Il était l’un des pionniers de la danse hip-hop lors de son apparition en France dans les années 1980. Aujourd’hui, Anthony Égéa gère une compagnie de référence, Rêvolution, après avoir fait vivre un centre de formation de danseurs durant 25 ans.

En 1984, Anthony Égéa habite la cité de Saige-Formanoir à Pessac (33). C’est ici qu’il découvre le hip-hop, tout droit arrivé des États-Unis, drainant ses codes, sa danse. Le jeune footballeur troque alors ses crampons pour des baskets, et part à la conquête de ces nouveaux pas.

Dans les caves, sur un bout de carton dans la rue, ou sur la dalle du quartier Mériadeck à Bordeaux, il parfait sa maîtrise tout en développant un véritable moyen d’expression avec une bande d’amis.

« Une culture qui venait à nous »

« C’était toute une culture qui venait à nous. Le break nous a permis de sortir et d’être reconnus. Pour certains, c’était la musique, d’autres le sport, nous c’était la danse. » C’est l’époque des premières boîtes à rythmes sur laquelle se pose cette musique « venue du sol » et cette danse virtuose qui renverse les corps et qui irrigue des valeurs de curiosité, de partage et de respect. Une urgence et une générosité qu’il transmet encore aujourd’hui à l’envi.
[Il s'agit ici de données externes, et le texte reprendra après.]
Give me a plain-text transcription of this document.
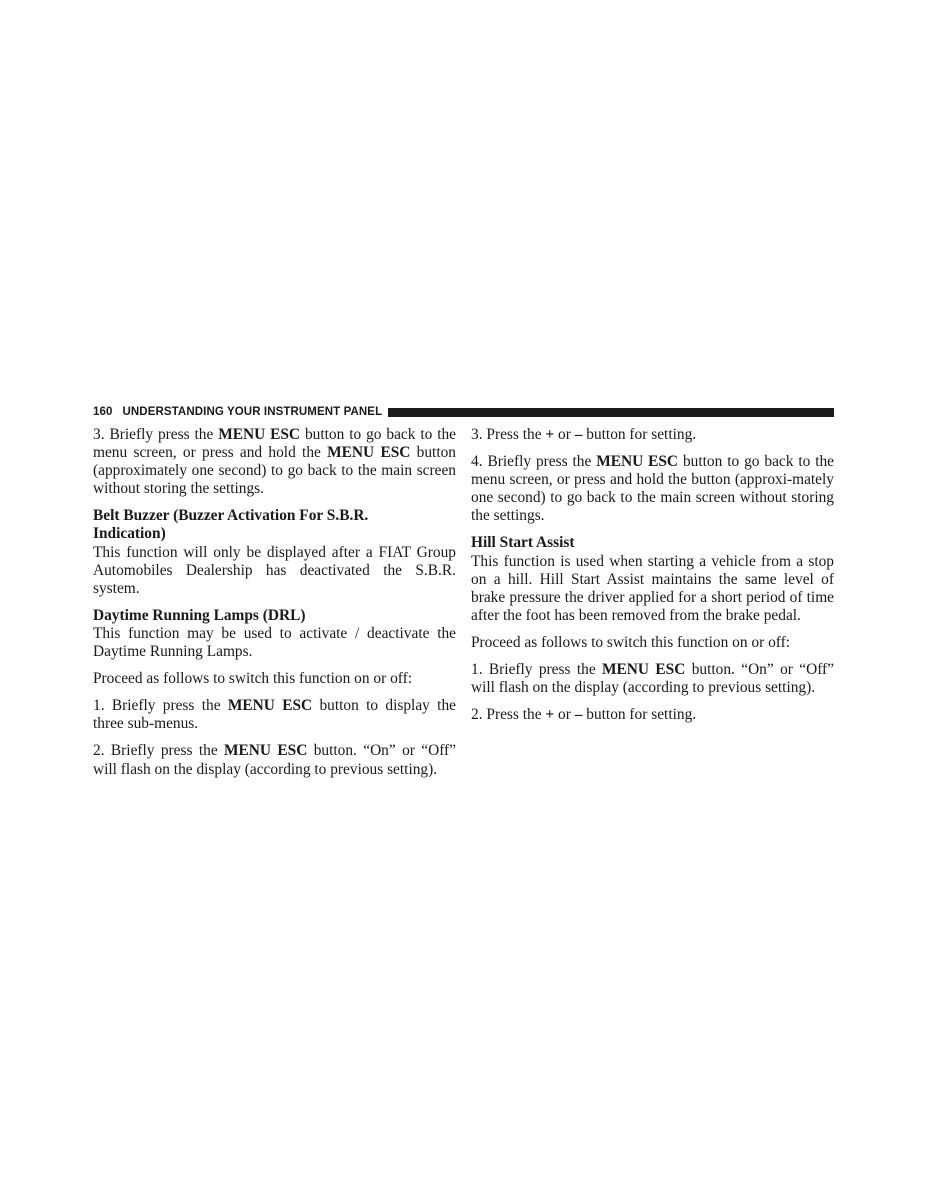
160 UNDERSTANDING YOUR INSTRUMENT PANEL

3. Briefly press the MENU ESC button to go back to the menu screen, or press and hold the MENU ESC button (approximately one second) to go back to the main screen without storing the settings.

Belt Buzzer (Buzzer Activation For S.B.R.
Indication)

This function will only be displayed after a FIAT Group Automobiles Dealership has deactivated the S.B.R. system.

Daytime Running Lamps (DRL)

This function may be used to activate / deactivate the Daytime Running Lamps.

Proceed as follows to switch this function on or off:

1. Briefly press the MENU ESC button to display the three sub-menus.

2. Briefly press the MENU ESC button. “On” or “Off” will flash on the display (according to previous setting).

3. Press the + or – button for setting.

4. Briefly press the MENU ESC button to go back to the menu screen, or press and hold the button (approxi-mately one second) to go back to the main screen without storing the settings.

Hill Start Assist

This function is used when starting a vehicle from a stop on a hill. Hill Start Assist maintains the same level of brake pressure the driver applied for a short period of time after the foot has been removed from the brake pedal.

Proceed as follows to switch this function on or off:

1. Briefly press the MENU ESC button. “On” or “Off” will flash on the display (according to previous setting).

2. Press the + or – button for setting.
Après avoir écumé les discothèques et les soirées de quartier, Anthony réalise qu’il peut vivre de cette découverte, devenue passion dévorante. Un parcours académique s’ouvre devant lui, riche de potentialités dont il ignorait tout jusque-là.

« J’ai pris des cours de danse jazz au conservatoire de Bordeaux, puis d’autres de danse classique. J’ai halluciné. Ces disciplines demandent une virtuosité incroyable. Les danseurs de ballet maîtrisent l’espace aérien. C’est l’équilibre que j’ai recherché au final : pouvoir voler dans les airs tout en maîtrisant le sol avec le hip-hop. Le ciel et la terre. Pour devenir un danseur intouchable. »

La richesse de l’hybridation

Au milieu des années 1990, le Pessacais décroche une bourse chorégraphie du ministère de la Culture. Direction l’école supérieure Rosella Hightower de Cannes. Puis c’est le ministère des Affaires étrangères qui l’envoie à New York au Dance Theater d’Alvin Ailey, via la bourse Lavoisier. Autant d’enseignements mêlés d’influences multiples qui enrichissent sa danse et son projet collectif, la compagnie Rêvolution, lancée en 1991, « un métissage et une imbrication de techniques ».

En 1998, fort de ces expériences dans de grandes institutions, un centre de formation professionnelle voit le jour à Bordeaux, adossé à la compagnie Rêvolution, avec l’objectif de former des danseurs traversés par les mêmes courants originaux : hip-hop, classique, jazz, contemporain…

Une structure qui assure un vrai débouché professionnel à de jeunes talents, tout en contribuant à faire émerger une scène hybride en France. En parallèle, sa compagnie développe le Groupe d’Intervention Chorégraphique qui occupe l’espace public en « se réappropriant les codes de la rue ». Désormais concentré vers la chorégraphie, Anthony collabore avec tout un écosystème artistique : compositeurs, DJ, scénographes et techniciens du son et de la lumière pour créer et jouer ses spectacles.

Conseils aux jeunes

Cet œil d’artiste et de pédagogue l’a souvent conduit à conseiller de jeunes danseurs tentés par le professionnalisme. « Mon conseil, c’est surtout de travailler ses manques. La base, c’est d’avoir une sensibilité artistique. Le niveau technique peut s’apprendre par la suite. Il faut également être curieux : aller voir des spectacles, théâtre, musique, danse, mais aussi connaître le milieu institutionnel. C’est à partir de là qu’on peut construire un projet professionnel. » Autre point essentiel, la maîtrise de son image dans une époque où la capacité à se vendre est devenue une nécessité.  

Dans le quartier des Chartrons, son lieu de recherche, de création et de formation permet à des associations ou groupes de danse de prodiguer des cours et s’exercer. Un lieu de vie né avec le hip-hop et qui entretient ses valeurs humanistes.